= Hollywood Varieties =

1950 film directed by Paul Landres

Hollywood Varieties is a 1949 American film from Lippert Pictures, starring Robert Alda and a cast of vaudeville performers. The feature was directed by former film editor Paul Landres, who also edited this picture.

==Premise==
Veteran burlesque, vaudeville, and movie star Robert Alda is the master of ceremonies for this filmed presentation of an actual vaudeville show. There is no plot; some 20 variety acts take the stage over the course of an hour.

==Cast==
- Robert Alda, master of ceremonies
- Hoosier Hot Shots, musical comedians
- Shaw and Lee, comedy team
- 3 Rio Brothers, comedy team
- Glen Vernon and Eddie Ryan, comedy team
- Britt Wood, monologist
- Peggy Stewart, specialty
- Twirl, Whirl and a Girl, acrobats
- De Pina Troupe, specialty
- The Four Dandies, barbershop quartet
- Lois Ray, specialty

==Production==
Robert L. Lippert was a former exhibitor, owning a chain of movie theaters.
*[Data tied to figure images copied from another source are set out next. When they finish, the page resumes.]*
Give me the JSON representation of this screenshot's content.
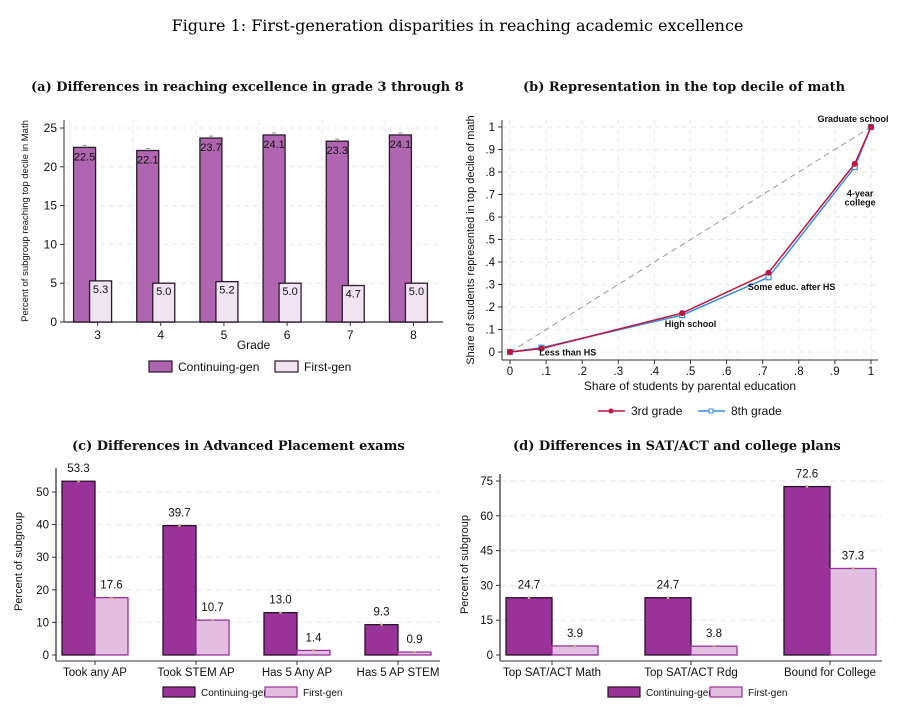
{
  "figure_title": "Figure 1: First-generation disparities in reaching academic excellence",
  "colors": {
    "a_cont": "#b065b0",
    "a_first": "#f1e3f1",
    "cont": "#993399",
    "first": "#e2bfe0",
    "line3": "#c0143c",
    "line8": "#3a8ee6"
  },
  "chart_data": [
    {
      "id": "a",
      "type": "bar",
      "title": "(a) Differences in reaching excellence in grade 3 through 8",
      "xlabel": "Grade",
      "ylabel": "Percent of subgroup reaching top decile in Math",
      "categories": [
        "3",
        "4",
        "5",
        "6",
        "7",
        "8"
      ],
      "series": [
        {
          "name": "Continuing-gen",
          "values": [
            22.5,
            22.1,
            23.7,
            24.1,
            23.3,
            24.1
          ],
          "labels": [
            "22.5",
            "22.1",
            "23.7",
            "24.1",
            "23.3",
            "24.1"
          ]
        },
        {
          "name": "First-gen",
          "values": [
            5.3,
            5.0,
            5.2,
            5.0,
            4.7,
            5.0
          ],
          "labels": [
            "5.3",
            "5.0",
            "5.2",
            "5.0",
            "4.7",
            "5.0"
          ]
        }
      ],
      "ylim": [
        0,
        25
      ],
      "yticks": [
        0,
        5,
        10,
        15,
        20,
        25
      ],
      "grid": true,
      "legend": "bottom"
    },
    {
      "id": "b",
      "type": "line",
      "title": "(b) Representation in the top decile of math",
      "xlabel": "Share of students by parental education",
      "ylabel": "Share of students represented in top decile of math",
      "xlim": [
        0,
        1
      ],
      "ylim": [
        0,
        1
      ],
      "xticks": [
        "0",
        ".1",
        ".2",
        ".3",
        ".4",
        ".5",
        ".6",
        ".7",
        ".8",
        ".9",
        "1"
      ],
      "yticks": [
        "0",
        ".1",
        ".2",
        ".3",
        ".4",
        ".5",
        ".6",
        ".7",
        ".8",
        ".9",
        "1"
      ],
      "series": [
        {
          "name": "3rd grade",
          "x": [
            0,
            0.087,
            0.477,
            0.716,
            0.955,
            1.0
          ],
          "y": [
            0,
            0.015,
            0.173,
            0.352,
            0.836,
            1.0
          ],
          "marker": "circle"
        },
        {
          "name": "8th grade",
          "x": [
            0,
            0.087,
            0.477,
            0.716,
            0.955,
            1.0
          ],
          "y": [
            0,
            0.019,
            0.164,
            0.332,
            0.822,
            1.0
          ],
          "marker": "square"
        }
      ],
      "reference_line": {
        "x": [
          0,
          1
        ],
        "y": [
          0,
          1
        ],
        "style": "dashed"
      },
      "annotations": [
        {
          "text": "Less than HS",
          "x": 0.16,
          "y": -0.003
        },
        {
          "text": "High school",
          "x": 0.5,
          "y": 0.125
        },
        {
          "text": "Some educ. after HS",
          "x": 0.78,
          "y": 0.29
        },
        {
          "text": "4-year",
          "x": 0.97,
          "y": 0.705
        },
        {
          "text": "college",
          "x": 0.97,
          "y": 0.665
        },
        {
          "text": "Graduate school",
          "x": 0.95,
          "y": 1.035
        }
      ],
      "grid": true,
      "legend": "bottom"
    },
    {
      "id": "c",
      "type": "bar",
      "title": "(c) Differences in Advanced Placement exams",
      "xlabel": "",
      "ylabel": "Percent of subgroup",
      "categories": [
        "Took any AP",
        "Took STEM AP",
        "Has 5 Any AP",
        "Has 5 AP STEM"
      ],
      "series": [
        {
          "name": "Continuing-gen",
          "values": [
            53.3,
            39.7,
            13.0,
            9.3
          ],
          "labels": [
            "53.3",
            "39.7",
            "13.0",
            "9.3"
          ]
        },
        {
          "name": "First-gen",
          "values": [
            17.6,
            10.7,
            1.4,
            0.9
          ],
          "labels": [
            "17.6",
            "10.7",
            "1.4",
            "0.9"
          ]
        }
      ],
      "ylim": [
        0,
        50
      ],
      "yticks": [
        0,
        10,
        20,
        30,
        40,
        50
      ],
      "grid": true,
      "legend": "bottom"
    },
    {
      "id": "d",
      "type": "bar",
      "title": "(d) Differences in SAT/ACT and college plans",
      "xlabel": "",
      "ylabel": "Percent of subgroup",
      "categories": [
        "Top SAT/ACT Math",
        "Top SAT/ACT Rdg",
        "Bound for College"
      ],
      "series": [
        {
          "name": "Continuing-gen",
          "values": [
            24.7,
            24.7,
            72.6
          ],
          "labels": [
            "24.7",
            "24.7",
            "72.6"
          ]
        },
        {
          "name": "First-gen",
          "values": [
            3.9,
            3.8,
            37.3
          ],
          "labels": [
            "3.9",
            "3.8",
            "37.3"
          ]
        }
      ],
      "ylim": [
        0,
        75
      ],
      "yticks": [
        0,
        15,
        30,
        45,
        60,
        75
      ],
      "grid": true,
      "legend": "bottom"
    }
  ]
}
In 1945, disappointed with the major studios' failure to make inexpensive features for smaller markets, Lippert began making his own pictures. These quickly found a market among small neighborhood theaters, especially in rural areas.
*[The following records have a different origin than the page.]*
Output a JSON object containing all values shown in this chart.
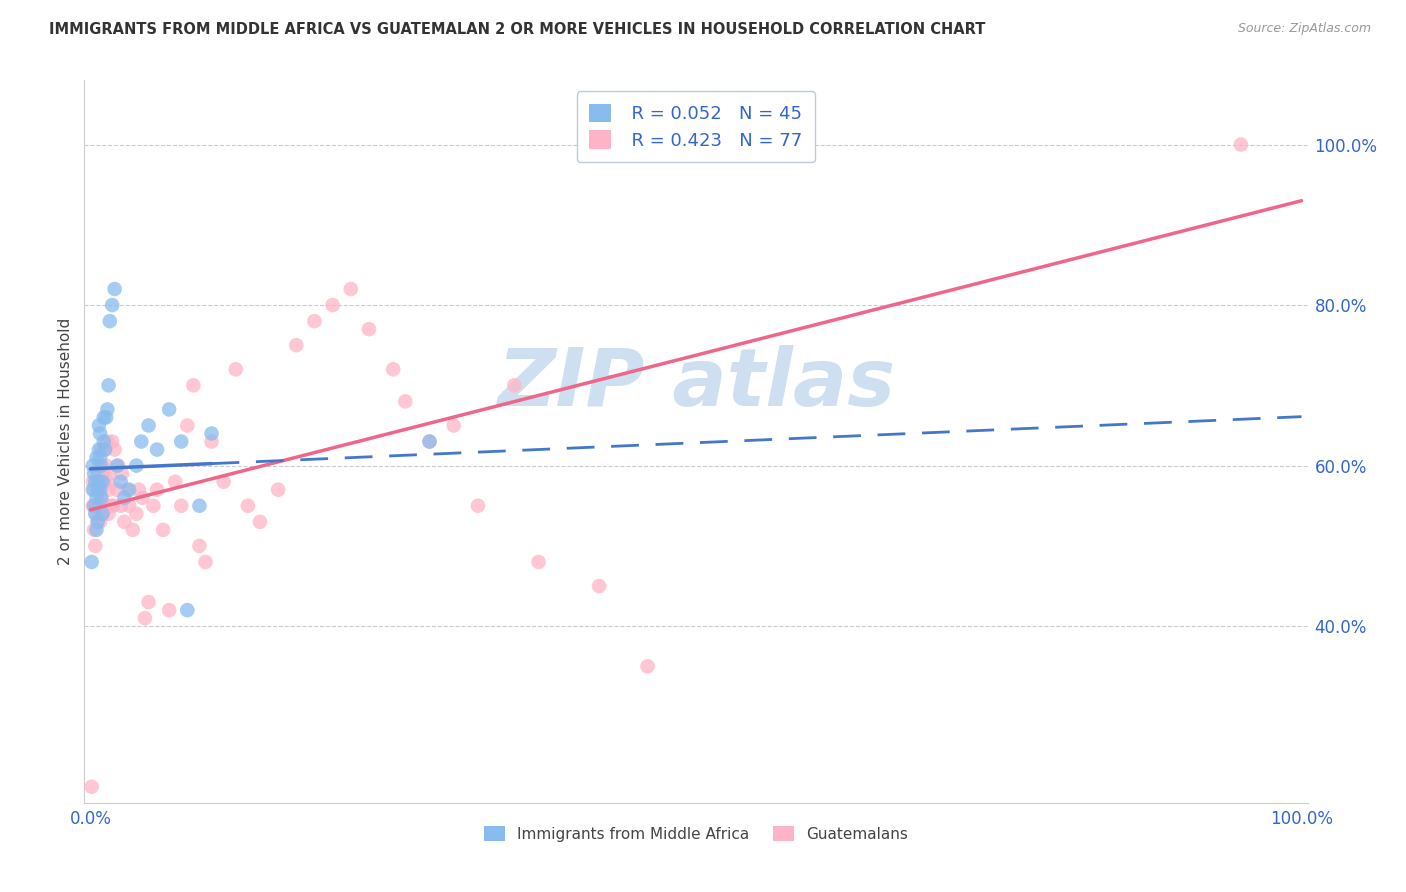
{
  "title": "IMMIGRANTS FROM MIDDLE AFRICA VS GUATEMALAN 2 OR MORE VEHICLES IN HOUSEHOLD CORRELATION CHART",
  "source": "Source: ZipAtlas.com",
  "ylabel": "2 or more Vehicles in Household",
  "blue_color": "#88BBEE",
  "pink_color": "#FFB3C6",
  "blue_line_color": "#4477CC",
  "pink_line_color": "#EE6688",
  "watermark_color": "#C8DCF0",
  "axis_color": "#3366CC",
  "grid_color": "#CCCCCC",
  "title_color": "#333333",
  "source_color": "#999999",
  "xlim": [
    -0.005,
    1.005
  ],
  "ylim": [
    0.18,
    1.08
  ],
  "yticks": [
    0.4,
    0.6,
    0.8,
    1.0
  ],
  "ytick_labels": [
    "40.0%",
    "60.0%",
    "80.0%",
    "100.0%"
  ],
  "xtick_labels": [
    "0.0%",
    "100.0%"
  ],
  "xtick_pos": [
    0.0,
    1.0
  ],
  "legend_r1": "R = 0.052",
  "legend_n1": "N = 45",
  "legend_r2": "R = 0.423",
  "legend_n2": "N = 77",
  "blue_x": [
    0.001,
    0.002,
    0.002,
    0.003,
    0.003,
    0.004,
    0.004,
    0.005,
    0.005,
    0.005,
    0.006,
    0.006,
    0.007,
    0.007,
    0.007,
    0.008,
    0.008,
    0.008,
    0.009,
    0.009,
    0.01,
    0.01,
    0.011,
    0.011,
    0.012,
    0.013,
    0.014,
    0.015,
    0.016,
    0.018,
    0.02,
    0.022,
    0.025,
    0.028,
    0.032,
    0.038,
    0.042,
    0.048,
    0.055,
    0.065,
    0.075,
    0.08,
    0.09,
    0.1,
    0.28
  ],
  "blue_y": [
    0.48,
    0.57,
    0.6,
    0.55,
    0.59,
    0.54,
    0.58,
    0.52,
    0.56,
    0.61,
    0.53,
    0.57,
    0.58,
    0.62,
    0.65,
    0.57,
    0.61,
    0.64,
    0.56,
    0.6,
    0.54,
    0.58,
    0.63,
    0.66,
    0.62,
    0.66,
    0.67,
    0.7,
    0.78,
    0.8,
    0.82,
    0.6,
    0.58,
    0.56,
    0.57,
    0.6,
    0.63,
    0.65,
    0.62,
    0.67,
    0.63,
    0.42,
    0.55,
    0.64,
    0.63
  ],
  "pink_x": [
    0.001,
    0.002,
    0.002,
    0.003,
    0.003,
    0.004,
    0.004,
    0.005,
    0.005,
    0.006,
    0.006,
    0.007,
    0.007,
    0.008,
    0.008,
    0.009,
    0.009,
    0.01,
    0.01,
    0.011,
    0.011,
    0.012,
    0.012,
    0.013,
    0.014,
    0.014,
    0.015,
    0.015,
    0.016,
    0.017,
    0.018,
    0.019,
    0.02,
    0.022,
    0.023,
    0.025,
    0.026,
    0.028,
    0.03,
    0.032,
    0.035,
    0.038,
    0.04,
    0.043,
    0.045,
    0.048,
    0.052,
    0.055,
    0.06,
    0.065,
    0.07,
    0.075,
    0.08,
    0.085,
    0.09,
    0.095,
    0.1,
    0.11,
    0.12,
    0.13,
    0.14,
    0.155,
    0.17,
    0.185,
    0.2,
    0.215,
    0.23,
    0.25,
    0.26,
    0.28,
    0.3,
    0.32,
    0.35,
    0.37,
    0.42,
    0.46,
    0.95
  ],
  "pink_y": [
    0.2,
    0.55,
    0.58,
    0.52,
    0.57,
    0.5,
    0.55,
    0.54,
    0.58,
    0.53,
    0.59,
    0.55,
    0.6,
    0.53,
    0.57,
    0.56,
    0.62,
    0.54,
    0.59,
    0.55,
    0.58,
    0.62,
    0.55,
    0.6,
    0.58,
    0.63,
    0.54,
    0.57,
    0.59,
    0.55,
    0.63,
    0.55,
    0.62,
    0.57,
    0.6,
    0.55,
    0.59,
    0.53,
    0.57,
    0.55,
    0.52,
    0.54,
    0.57,
    0.56,
    0.41,
    0.43,
    0.55,
    0.57,
    0.52,
    0.42,
    0.58,
    0.55,
    0.65,
    0.7,
    0.5,
    0.48,
    0.63,
    0.58,
    0.72,
    0.55,
    0.53,
    0.57,
    0.75,
    0.78,
    0.8,
    0.82,
    0.77,
    0.72,
    0.68,
    0.63,
    0.65,
    0.55,
    0.7,
    0.48,
    0.45,
    0.35,
    1.0
  ],
  "blue_line_x0": 0.0,
  "blue_line_x_solid_end": 0.1,
  "blue_line_x1": 1.0,
  "blue_line_y_intercept": 0.596,
  "blue_line_slope": 0.065,
  "pink_line_x0": 0.0,
  "pink_line_x1": 1.0,
  "pink_line_y_intercept": 0.545,
  "pink_line_slope": 0.385
}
Hollywood Varieties was produced in five days by former vaudevillian June Ormond. The film was one of a series of low-budget, hourlong musical revues financed by Robert L. Lippert. According to June Ormond:

I wrote this little beginning about vaudeville dying, and Bob Lippert loved it. The picture cost $10,000. 1 got all the acts I knew from my years on the road. We shot with three cameras in a downtown L.A. theater. I worked day and night on the picture, even slept on the set. Only problem was, I hadn't come up with the ending yet. I had 20 minutes — the crew was gonna quit at five and we couldn't afford to keep 'em around. I made one of my choreography maps with the dots, an' I said, 'Gimme a few minutes.' There was almost 100 people on the set, but I got 'em all where they had to go."

==Reception==
Showmen's Trade Review predicted that Hollywood Varieties "should do well in the small towns and rural sections where there is little chance to see a vaudeville show. It is a film that should attract because it is a good show. There is no storyline to tie the acts together. Just a group of vaudevillians doing their stuff to entertain the customers." Trade reviewer Pete Harrison was more critical but still passed the picture: "Worth booking on a double bill in secondary theaters. It is a series of vaudeville acts, with well known new and old entertainers... [it] has about everything one expects to see in a vaudeville show — dancing, singing, roller skating, trained seals, comedians, acrobats, trained dogs, and a master of ceremonies. Some are interesting, some fair, and some just so-so. But on the whole the picture should get by with those who are not too fussy." Motion Picture Daily described the picture as a matter of taste but noted the novel idea: "The picture is a straightaway presentation of a wide variety of vaudeville turns, with Robert Alda, the only picture name in the cast, functioning as MC. It is therefore as good or as bad as a given picture audience may happen to consider the current supply of vaudeville talent good or bad. That makes the film a fair and proper implement for giving the vaudeville idea a test run." The film was successful and was followed by Holiday Rhythm (1950).